Either way, they’re coming for Jenny, and everyone and everything that Jenny holds dear. It’s time for Jenny, Annette and Temple to gear up for one last hunt, to see if they still have what it takes to save the world, one more time.
Escape Rating A: This is one of those books where a good chunk of the premise is right there in the title. Because Slayers of Old is ‘old skool’ urban fantasy right down to the protagonists’ creaking bones.
Instead, while the setting – and OMG the bookstore! – have their cozy aspects, the story isn’t. Rather, this is very much urban fantasy. Not so much the way it used to be as it was in the genre’s 1980-1990s heyday, but instead, it’s the story of what happened after its, and their, heyday was over. What effect time and sacrifice and living have had on the people who, once upon a time, were the sung or unsung heroes who saved the world and nearly died trying, over and over again.
Who would Buffy Summers and her ‘Scoobies’ have become after their slaying days were over? Slayers of Old is THAT story. And it’s awesome. (It’s also reminiscent of the stories in the collection Never Too Old To Save the World, and the standalone (dammit) A Key, an Egg, an Unfortunate Remark, and Hailey Edwards’ Yard Birds series, with a bit of the video game Eternal Darkness thrown in for bodies, spice and eldritch horrors.)
The characters manage to be both fantastic and representative of just the sort of protagonists that we used to see in urban fantasy. Jenny is an older, sadder, wiser and more regretful Buffy, Annette fits right in with paranormal investigators like Mercy Thompson (Moon Called), Kate Daniels (Magic Bites) and Jane Yellowrock (Skinwalker), while Temple is more than a bit of Harry Dresden (Storm Front) 50 years on and every wizard who kept evil at bay with the force of his powers AND every person of or past a certain age who STILL can’t believe that the elderly face they see in the mirror is theirs, because inside they’re still in their prime even though the aches and pains in their bodies tell them that they are not.
Slayers of Old also manages to be a terrific found family story, because a point of how the story works is that Jenny, Annette and Temple all have people that they care about that they’ll give their lives to protect – especially each other. (There’s no romance between any combination of the three of them and there SHOULDN’T be.)

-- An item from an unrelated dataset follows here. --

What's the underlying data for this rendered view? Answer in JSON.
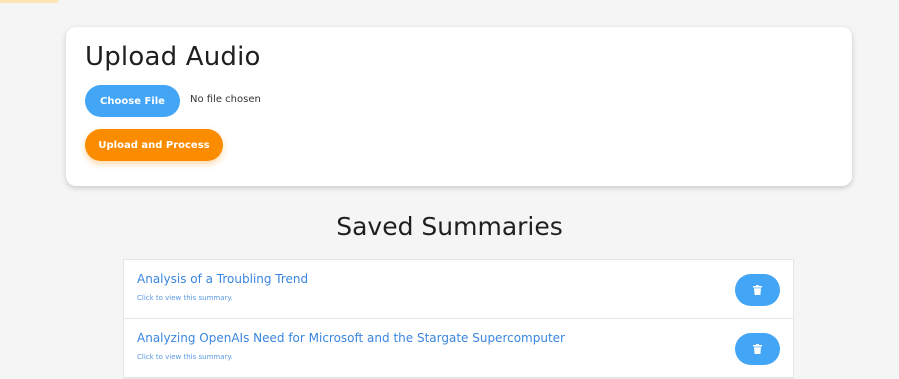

Instead, it’s all for Jenny’s apprentice, Annette’s grandkids, and for Temple it’s Jenny, Annette and the sentient house that has loved and nurtured him all his life – and now cares for all of them and is in danger right along with them.
There’s a full-circle aspect to the story as the villainous intentions are in the heartlessness of Jenny’s former friend and in the hands of kids who were just as naive and easily misled as each of them was, once upon a time. It’s payback in its heartbreak, while being just as batshit crazy as any monster that Jenny ever fought – and just as dangerous.
I loved this one hard, not just because I miss those ‘old skool’ urban fantasies that I read back when they were new and I was a whole lot younger than I am today. Just as the author was when he used to WRITE that sort of fantasy. And just like Jenny, Annette, and Temple.